Man Oh Man Gnocchi
Man Oh Man, this gnocchi was so much more and then some. It was crazy good. I used potato and butternut squash. I had a butternut squash, and not enough potatoes. I have made just butternut gnocchi, but I liked this one better. I can't really get down the " off the fork marks" but I did try. Grandma Marie would be proud. The recipe for the Pomodoro Sauce is form FoodieCrush.com it was a perfect match for the gnocchi. I loved the basil and rosemary in the olive oil first. And then you take it out. I thought there would not be so much flavor. I was wrong. I didn't use the oregano, and I didn't have any parsley. And I added lots more chili seeds. You might be getting me by now. I do and always have just make it my way. But I did use most of the recipe. The cream at the finish really is necessary. I would make this sauce again. I still love my old fashion sauce. But this is a fast, smooth, creamy sauce perfect for the Man Oh Man Gnocchi.

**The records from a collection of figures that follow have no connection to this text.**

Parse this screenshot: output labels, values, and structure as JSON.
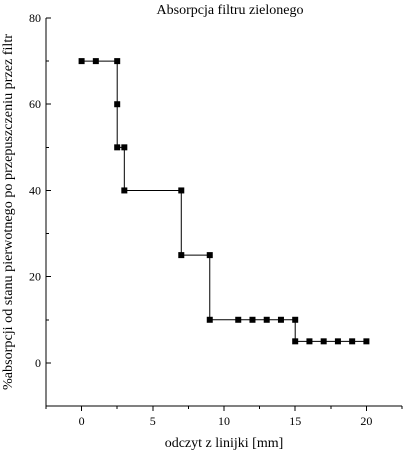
{
  "chart_data": {
    "type": "line",
    "title": "Absorpcja filtru zielonego",
    "xlabel": "odczyt z linijki [mm]",
    "ylabel": "%absorpcji od stanu pierwotnego po przepuszczeniu przez filtr",
    "xlim": [
      -2.5,
      22.5
    ],
    "ylim": [
      -10,
      80
    ],
    "x_ticks": [
      0,
      5,
      10,
      15,
      20
    ],
    "y_ticks": [
      0,
      20,
      40,
      60,
      80
    ],
    "grid": false,
    "legend": "none",
    "line_style": "step",
    "marker": "square",
    "color": "#000000",
    "series": [
      {
        "points": [
          [
            0,
            70
          ],
          [
            1,
            70
          ],
          [
            2.5,
            70
          ],
          [
            2.5,
            60
          ],
          [
            2.5,
            50
          ],
          [
            3,
            50
          ],
          [
            3,
            40
          ],
          [
            7,
            40
          ],
          [
            7,
            25
          ],
          [
            9,
            25
          ],
          [
            9,
            10
          ],
          [
            11,
            10
          ],
          [
            12,
            10
          ],
          [
            13,
            10
          ],
          [
            14,
            10
          ],
          [
            15,
            10
          ],
          [
            15,
            5
          ],
          [
            16,
            5
          ],
          [
            17,
            5
          ],
          [
            18,
            5
          ],
          [
            19,
            5
          ],
          [
            20,
            5
          ]
        ]
      }
    ]
  }
}
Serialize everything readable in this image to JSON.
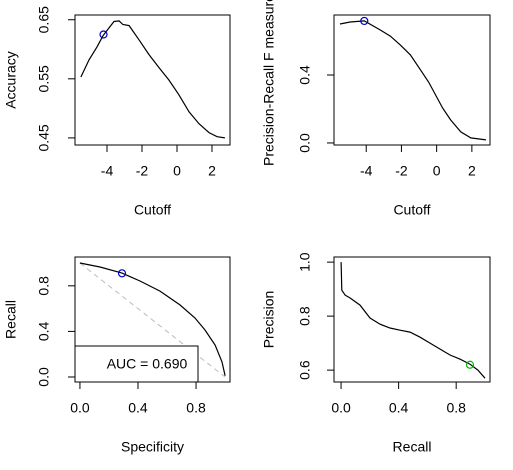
{
  "chart_data": [
    {
      "type": "line",
      "x_label": "Cutoff",
      "y_label": "Accuracy",
      "x": [
        -5.49,
        -5.03,
        -4.57,
        -4.23,
        -3.89,
        -3.6,
        -3.31,
        -3.09,
        -2.74,
        -2.17,
        -1.6,
        -1.03,
        -0.46,
        0.11,
        0.69,
        1.26,
        1.83,
        2.29,
        2.74
      ],
      "values": [
        0.553,
        0.582,
        0.604,
        0.623,
        0.636,
        0.647,
        0.648,
        0.642,
        0.64,
        0.616,
        0.591,
        0.569,
        0.548,
        0.523,
        0.494,
        0.474,
        0.459,
        0.452,
        0.45
      ],
      "color": "#000000",
      "marker": {
        "x": -4.2,
        "y": 0.625,
        "color": "#0000cc"
      },
      "xlim": [
        -5.83,
        3.03
      ],
      "ylim": [
        0.438,
        0.658
      ],
      "xticks": [
        -4,
        -2,
        0,
        2
      ],
      "yticks": [
        0.45,
        0.55,
        0.65
      ]
    },
    {
      "type": "line",
      "x_label": "Cutoff",
      "y_label": "Precision-Recall F measure",
      "x": [
        -5.49,
        -4.91,
        -4.11,
        -3.2,
        -2.63,
        -2.06,
        -1.49,
        -0.91,
        -0.46,
        -0.06,
        0.34,
        0.8,
        1.37,
        1.94,
        2.8
      ],
      "values": [
        0.7,
        0.712,
        0.718,
        0.665,
        0.629,
        0.576,
        0.518,
        0.429,
        0.359,
        0.282,
        0.206,
        0.135,
        0.065,
        0.03,
        0.018
      ],
      "color": "#000000",
      "marker": {
        "x": -4.11,
        "y": 0.718,
        "color": "#0000cc"
      },
      "xlim": [
        -5.83,
        3.03
      ],
      "ylim": [
        -0.012,
        0.753
      ],
      "xticks": [
        -4,
        -2,
        0,
        2
      ],
      "yticks": [
        {
          "value": 0,
          "label": "0.0"
        },
        0.4
      ]
    },
    {
      "type": "line",
      "x_label": "Specificity",
      "y_label": "Recall",
      "x": [
        0,
        0.138,
        0.29,
        0.414,
        0.552,
        0.69,
        0.793,
        0.862,
        0.931,
        0.979,
        1.0
      ],
      "values": [
        1.0,
        0.965,
        0.912,
        0.842,
        0.754,
        0.632,
        0.518,
        0.412,
        0.281,
        0.132,
        0.01
      ],
      "color": "#000000",
      "marker": {
        "x": 0.29,
        "y": 0.91,
        "color": "#0000cc"
      },
      "reference": {
        "x": [
          0,
          1
        ],
        "values": [
          1,
          0
        ],
        "color": "#bbbbbb"
      },
      "legend": "AUC = 0.690",
      "xlim": [
        -0.034,
        1.034
      ],
      "ylim": [
        -0.044,
        1.053
      ],
      "xticks": [
        {
          "value": 0,
          "label": "0.0"
        },
        0.4,
        0.8
      ],
      "yticks": [
        {
          "value": 0,
          "label": "0.0"
        },
        0.4,
        0.8
      ]
    },
    {
      "type": "line",
      "x_label": "Recall",
      "y_label": "Precision",
      "x": [
        0,
        0.005,
        0.028,
        0.063,
        0.132,
        0.201,
        0.271,
        0.34,
        0.41,
        0.479,
        0.549,
        0.618,
        0.688,
        0.757,
        0.826,
        0.896,
        0.951,
        1.0
      ],
      "values": [
        1.0,
        0.896,
        0.878,
        0.867,
        0.841,
        0.793,
        0.77,
        0.756,
        0.748,
        0.741,
        0.722,
        0.7,
        0.678,
        0.656,
        0.641,
        0.622,
        0.6,
        0.57
      ],
      "color": "#000000",
      "marker": {
        "x": 0.896,
        "y": 0.62,
        "color": "#00bb00"
      },
      "xlim": [
        -0.049,
        1.035
      ],
      "ylim": [
        0.556,
        1.019
      ],
      "xticks": [
        {
          "value": 0,
          "label": "0.0"
        },
        0.4,
        0.8
      ],
      "yticks": [
        {
          "value": 0.6,
          "label": "0.6"
        },
        {
          "value": 0.8,
          "label": "0.8"
        },
        {
          "value": 1,
          "label": "1.0"
        }
      ]
    }
  ]
}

Bake the potaoes and butternut squash for a least 1hour. Or until medium soft.
For the gnocchi
I used 3 medium potatoes
1medium butternut squash
I started with 1 and 1/2 Cups flour, but it did use more, it's so humid here
1 teaspoon salt
1 egg beaten
Bake the potatoes and squash at 360 degrees for at least 1 hour. Peel both.
Grate the potato and butternut squash into a large bowl. I used a box grater. Add the flour,salt and egg. Stir it all together and dump onto a board dusted with flour. Knead for about 4 minutes. Add more flour if needed. I did use at least 3/4 Cups more of the flour it's so humid here. Try not to add to much if you can. Cut dough into 6 balls. One at a time roll out rope style and cut into 1 inch peices. Try to roll the little gnocchi off the end of a floured fork. You can maybe look on youtube for a tutorial. Set aside while you make the sauce.
Pomodoro Sauce form foodiecrush.com
¼ cup extra virgin olive oil
4 stems fresh Italian flat leaf parsley
4 stems fresh oregano
2 stems fresh rosemary
2 stems fresh basil, plus 2 more stems for garnish
½ yellow onion, diced
3 cloves garlic, pressed or minced
1 28 tomatoes
Kosher salt and freshly ground black pepper
Pinch of red pepper flakes
¼ cup heavy cream
1 16-ounce package potato gnocchi or make your own
8 ounces cherry size mozzarella balls, cut in half, I didn't use this
½ cup freshly grated Parmesan cheese
Add ¼ cup olive oil to a 10-inch high sided sauté pan or a saucepan over medium heat. Add the parsley, oregano, rosemary and 2 stems of basil and cook for about 5 minutes or until the herbs become crisp. Remove the herbs and discard then add the onion and garlic to the oil, lowering the heat if needed so the onions cook gently and don't brown. Cook until the onions are transparent, about 5-7 minutes, then crush the tomatoes with your hand and add to the pan with juice. Season with kosher salt, freshly ground black pepper and red pepper flakes and simmer for 30-40 minutes or until the sauce reduces and thicken, stirring occasionally. Stir in the heavy cream and remove from the heat. Add the gnocchi to this pan.